Repetía el señor Marco Aurelio Denegri, por ejemplo, los malos que están acabando con la humanidad. “Las enumero -escribió en julio del año pasado, en su columna en El Comercio-”:
1) Superpoblación.2) Violencia.3) Drogadicción y narcotráfico.4) Terrorismo.5) Destrucción ecológica.6) Calentamiento global.7) Aumento de las enfermedades.
Remató: “A todo lo cual se agrega la disminución de la inteligencia en el mundo y el boom consiguiente de la estupidez”.
Quizá fue el único intelectual peruano en los últimos 30 años que dijo, primero en el cable y luego en la señal abierta de canal 7, que los peruanos éramos -algunos, no todos- unos imbéciles, unos estupidos. Y conseguía que nadie se enoje y más bien, lo piense. En serio. Ese ejercicio que da mirarse en el espejo.

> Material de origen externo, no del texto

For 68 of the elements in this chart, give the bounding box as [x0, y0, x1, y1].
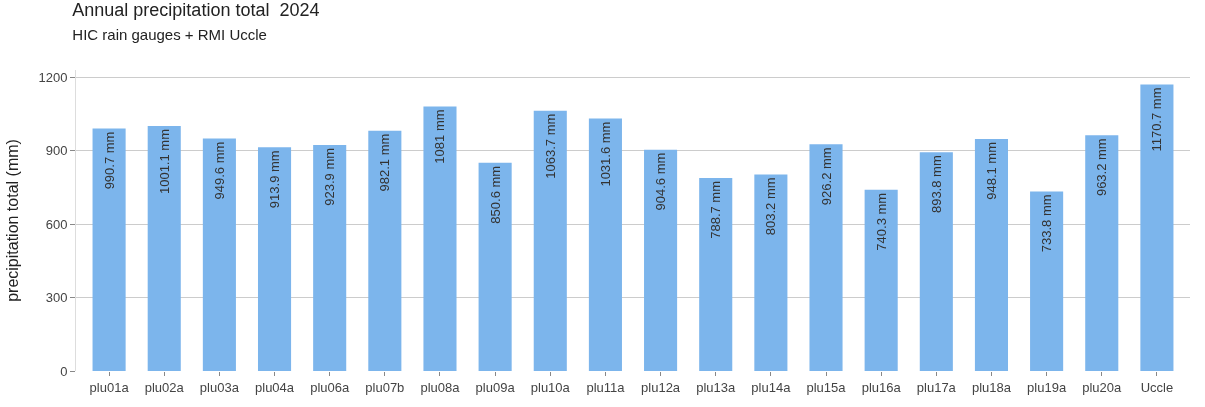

Una noche del 2000, vía Cable Mágico Cultural, Marco Aurelio Denegri dijo que el fulbito “no existe”. Se refería, como es obvio, a la palabra, no a la práctica. A la etimología, no a la pichanga sin arcos de la esquina. Dijo que si se usaba el diminutivo era “futbolito” o, de última, “futbolín”, pero los adolescentes que vimos ese programa encontramos allí una razón más para entender por qué le costó tanto a la selección clasificar a un Mundial. Por qué los años de tristeza. No solo no existía el fútbol peruano, tampoco su fulbito.
Con esa misma frialdad, muy parecida a la de un carnicero cuando filetea una picanha, leía, corregía, enseñaba, pulía, trabajaba, recitaba. Y hacía escuela en el ambicioso espacio en que debe hacerse: para todos. Quizá, por justicia, su obra se vuelva ahora best seller.
Ha muerto Marco Aurelio Denegri, un intelectual. El gigante gruñón al que todos querían entregarle su libro para que lo lea. Muy a su pesar, será tendencia en Twitter, viral de YouTube, posibilidad de meme. Y muy a nuestro pesar, se va con él una rara especie que no abunda, que sorprende, que horroriza.
Delante de la TV que tanto les gusta, los más chicos sabrán cómo era el hombre de las cavernas, nuestro antepasado. Un hombre que lee.